14:47. Радист в танке Ветрова услышал хриплый голос Орлова:
— «Молот»! Проход на участке «Роща» очищен! Дави газ, пока не закрыли!
— Всем машинам! Полный вперёд! Десант, держись! — закричал Ветров.
И «Молот» пришёл в движение. Быстроходные БТ-7 и Т-34, ревя моторами, рванули вперёд, обходя дружественные КВ и Т-26, ещё ведущие бой. За ними, подпрыгивая на колдобинах, неслись грузовики, набитые ящиками с винтовками и тёмными, круглыми, как яблоки, гранатами.

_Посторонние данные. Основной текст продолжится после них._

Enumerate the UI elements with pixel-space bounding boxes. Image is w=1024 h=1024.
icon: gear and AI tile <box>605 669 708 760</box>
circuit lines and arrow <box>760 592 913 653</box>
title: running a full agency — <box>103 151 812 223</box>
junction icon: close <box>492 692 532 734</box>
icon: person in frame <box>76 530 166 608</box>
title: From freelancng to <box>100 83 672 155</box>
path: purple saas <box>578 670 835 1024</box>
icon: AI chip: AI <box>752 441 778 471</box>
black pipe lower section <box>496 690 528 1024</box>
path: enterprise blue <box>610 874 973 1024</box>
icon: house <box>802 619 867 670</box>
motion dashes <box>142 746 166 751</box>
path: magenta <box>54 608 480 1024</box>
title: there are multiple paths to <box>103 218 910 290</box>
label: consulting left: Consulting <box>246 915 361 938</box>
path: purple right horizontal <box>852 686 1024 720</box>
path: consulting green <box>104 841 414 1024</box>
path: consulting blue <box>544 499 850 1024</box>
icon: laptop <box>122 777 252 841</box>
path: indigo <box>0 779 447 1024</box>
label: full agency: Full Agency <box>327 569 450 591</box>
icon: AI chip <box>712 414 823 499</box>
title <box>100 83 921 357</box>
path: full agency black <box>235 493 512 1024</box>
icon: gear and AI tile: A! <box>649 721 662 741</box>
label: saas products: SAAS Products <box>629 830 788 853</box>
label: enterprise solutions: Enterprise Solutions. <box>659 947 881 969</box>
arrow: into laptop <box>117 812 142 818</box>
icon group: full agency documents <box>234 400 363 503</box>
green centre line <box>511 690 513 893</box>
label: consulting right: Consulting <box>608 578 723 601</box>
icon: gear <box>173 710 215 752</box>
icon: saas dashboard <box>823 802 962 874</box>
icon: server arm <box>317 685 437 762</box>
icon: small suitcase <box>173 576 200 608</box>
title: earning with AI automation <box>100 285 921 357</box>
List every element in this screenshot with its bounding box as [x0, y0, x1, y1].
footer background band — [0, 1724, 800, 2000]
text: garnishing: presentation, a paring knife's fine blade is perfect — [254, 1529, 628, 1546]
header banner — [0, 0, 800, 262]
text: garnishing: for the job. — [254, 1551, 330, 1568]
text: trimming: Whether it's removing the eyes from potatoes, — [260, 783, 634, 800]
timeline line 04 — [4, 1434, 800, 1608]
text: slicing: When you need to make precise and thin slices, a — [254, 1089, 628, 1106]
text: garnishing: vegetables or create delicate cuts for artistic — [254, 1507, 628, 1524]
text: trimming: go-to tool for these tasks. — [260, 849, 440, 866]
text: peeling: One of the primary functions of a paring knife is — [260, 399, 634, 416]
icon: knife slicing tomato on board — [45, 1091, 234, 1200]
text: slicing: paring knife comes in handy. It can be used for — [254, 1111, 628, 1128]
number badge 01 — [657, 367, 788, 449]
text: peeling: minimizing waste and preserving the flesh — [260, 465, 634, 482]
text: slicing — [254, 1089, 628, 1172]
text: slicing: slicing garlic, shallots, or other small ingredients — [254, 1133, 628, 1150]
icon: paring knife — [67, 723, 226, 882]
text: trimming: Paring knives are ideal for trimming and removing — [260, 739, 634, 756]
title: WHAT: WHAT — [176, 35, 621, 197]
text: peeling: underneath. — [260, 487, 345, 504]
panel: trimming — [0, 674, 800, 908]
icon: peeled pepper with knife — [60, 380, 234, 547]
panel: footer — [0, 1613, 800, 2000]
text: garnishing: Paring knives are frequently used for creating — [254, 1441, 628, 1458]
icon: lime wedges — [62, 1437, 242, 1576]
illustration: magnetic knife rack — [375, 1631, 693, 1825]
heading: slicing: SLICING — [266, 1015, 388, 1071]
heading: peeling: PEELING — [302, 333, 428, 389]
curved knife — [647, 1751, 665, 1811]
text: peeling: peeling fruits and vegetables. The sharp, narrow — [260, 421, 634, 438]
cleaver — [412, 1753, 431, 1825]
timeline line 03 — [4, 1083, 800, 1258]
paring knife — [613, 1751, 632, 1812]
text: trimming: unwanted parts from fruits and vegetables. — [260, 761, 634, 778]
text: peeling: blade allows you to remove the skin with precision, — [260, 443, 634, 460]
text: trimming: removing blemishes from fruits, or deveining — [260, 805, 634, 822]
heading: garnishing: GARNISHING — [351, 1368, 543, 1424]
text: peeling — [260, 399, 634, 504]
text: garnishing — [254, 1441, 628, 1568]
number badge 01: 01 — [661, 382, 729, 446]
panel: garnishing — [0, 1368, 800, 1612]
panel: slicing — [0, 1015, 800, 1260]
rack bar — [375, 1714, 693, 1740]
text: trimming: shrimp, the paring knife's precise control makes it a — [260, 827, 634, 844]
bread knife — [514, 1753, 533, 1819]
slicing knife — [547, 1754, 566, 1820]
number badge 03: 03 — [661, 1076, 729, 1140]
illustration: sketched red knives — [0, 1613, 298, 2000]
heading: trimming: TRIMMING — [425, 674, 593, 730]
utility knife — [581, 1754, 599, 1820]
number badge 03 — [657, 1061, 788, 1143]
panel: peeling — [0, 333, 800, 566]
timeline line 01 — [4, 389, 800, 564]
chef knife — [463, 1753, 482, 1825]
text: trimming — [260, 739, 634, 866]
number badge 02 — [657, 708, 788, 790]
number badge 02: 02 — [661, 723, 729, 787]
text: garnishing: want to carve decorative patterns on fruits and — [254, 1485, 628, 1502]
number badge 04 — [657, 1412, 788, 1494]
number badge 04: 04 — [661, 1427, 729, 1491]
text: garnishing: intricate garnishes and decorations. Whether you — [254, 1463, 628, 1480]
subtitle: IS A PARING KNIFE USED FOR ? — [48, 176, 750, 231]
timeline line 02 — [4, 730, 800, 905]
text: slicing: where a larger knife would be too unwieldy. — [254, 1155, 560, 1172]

На броне каждого танка, прижавшись к башне, сидел десант. Так было не положено по уставу, но так делал Морозов, так посоветовал Лешке его друг Лев…
Они проскочили последнюю линию немецких окопов, где шла рукопашная, и вырвались на проселочную дорогу. Позади оставался грохот боя, дым, смерть. Впереди было тихое, июльское поле, лес… и ад за колючей проволокой.
Ветров обернулся. На броне его Т-34, сидел молоденький лейтенант-пехотинец. Тот смотрел не вперёд, а назад, на удаляющийся дым Белостока. Его лицо было мокрым.